The most important thing to remember is that the range of available investments depends largely on the choice of SIPP provider, which means obtaining professional financial advice is important before taking any action. Ultimately it is down to the trustees of your pension plan to agree whether they are happy to accept your investment choices into the SIPP. The trustees are responsible and liable for ensuring that the investment choices fall within their remit.
There are significant tax benefits. The government contributes 20 per cent of every gross contribution you pay; meaning a £1,000 investment in your SIPP costs you just £800. If you’re a higher rate tax payer, the tax benefits could be even greater.
When you wish to withdraw the funds from your SIPP, between the ages of 55 and 75 (50 and 75 before 6 April 2010), you can normally take up to 25 per cent of your fund as a tax-free lump sum. The remainder is then used to provide you with a taxable income.
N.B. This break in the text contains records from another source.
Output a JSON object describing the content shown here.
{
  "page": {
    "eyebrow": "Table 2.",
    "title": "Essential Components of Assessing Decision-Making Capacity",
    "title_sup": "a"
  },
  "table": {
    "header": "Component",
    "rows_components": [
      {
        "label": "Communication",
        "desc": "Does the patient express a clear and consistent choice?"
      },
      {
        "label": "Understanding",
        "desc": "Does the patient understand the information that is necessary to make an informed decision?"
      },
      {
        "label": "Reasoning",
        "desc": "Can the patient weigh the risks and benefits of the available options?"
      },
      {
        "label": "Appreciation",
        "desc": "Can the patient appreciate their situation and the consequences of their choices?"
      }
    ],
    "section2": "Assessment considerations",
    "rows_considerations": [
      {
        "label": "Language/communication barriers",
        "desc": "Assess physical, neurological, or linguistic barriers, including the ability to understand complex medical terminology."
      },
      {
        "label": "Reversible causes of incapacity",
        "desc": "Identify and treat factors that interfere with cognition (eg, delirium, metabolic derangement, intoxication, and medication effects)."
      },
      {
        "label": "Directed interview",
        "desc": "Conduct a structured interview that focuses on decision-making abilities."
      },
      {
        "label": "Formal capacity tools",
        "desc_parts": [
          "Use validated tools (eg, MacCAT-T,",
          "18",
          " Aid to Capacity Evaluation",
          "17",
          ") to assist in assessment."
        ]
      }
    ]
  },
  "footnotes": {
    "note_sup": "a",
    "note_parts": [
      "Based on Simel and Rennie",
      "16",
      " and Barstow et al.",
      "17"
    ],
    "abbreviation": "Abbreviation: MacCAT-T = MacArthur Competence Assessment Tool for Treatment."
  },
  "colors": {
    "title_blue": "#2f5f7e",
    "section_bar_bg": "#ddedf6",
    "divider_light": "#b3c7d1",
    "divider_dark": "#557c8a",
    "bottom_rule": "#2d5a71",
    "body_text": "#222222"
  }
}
If you die before you begin taking the benefits from your pension the funds will normally be passed to your spouse or other elected beneficiary free of Inheritance Tax. Other tax charges may apply depending on the circumstances.
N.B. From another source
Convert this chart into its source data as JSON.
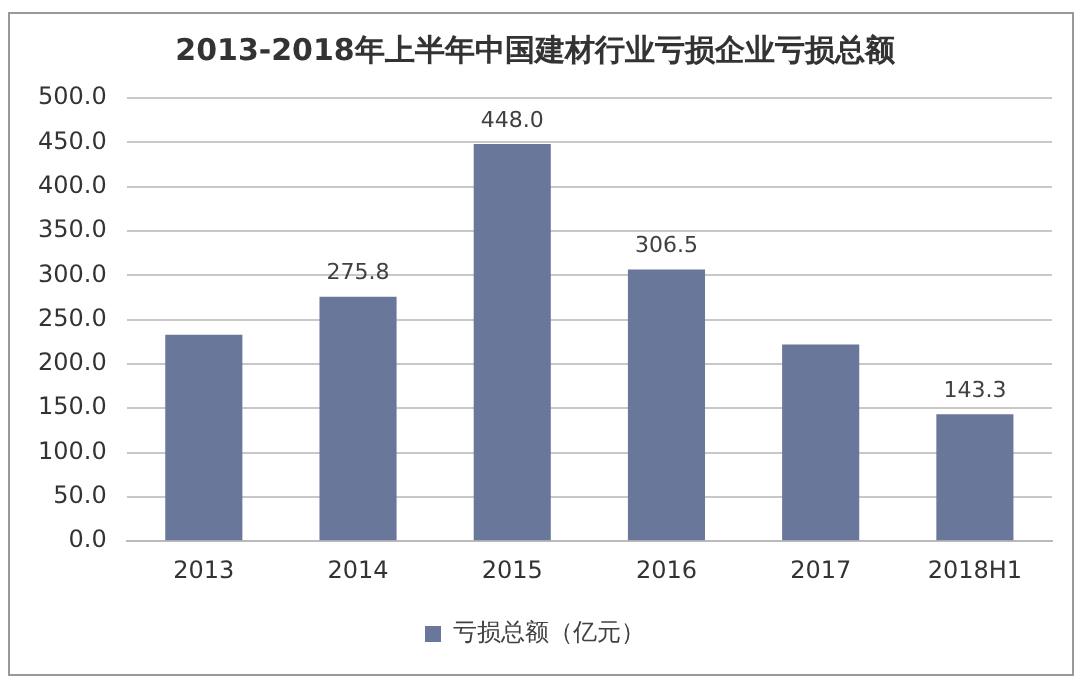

A SIPP can also be used to invest and develop commercial property, such as offices, industrial units or shops. Your pension fund does not even have to be large enough to buy a property outright as you may be able to borrow up to 50 per cent of the fund’s net value.
There are also tax advantages of buying your own business premises within a SIPP. The rent paid into your SIPP is free of tax because it is a tax deductible expense. There will be no Capital Gains Tax to pay on the property when it is sold within the pension fund and if you die before age 75 and before you start drawing your pension, your beneficiaries can receive the proceeds of the sale of the property free of Inheritance Tax.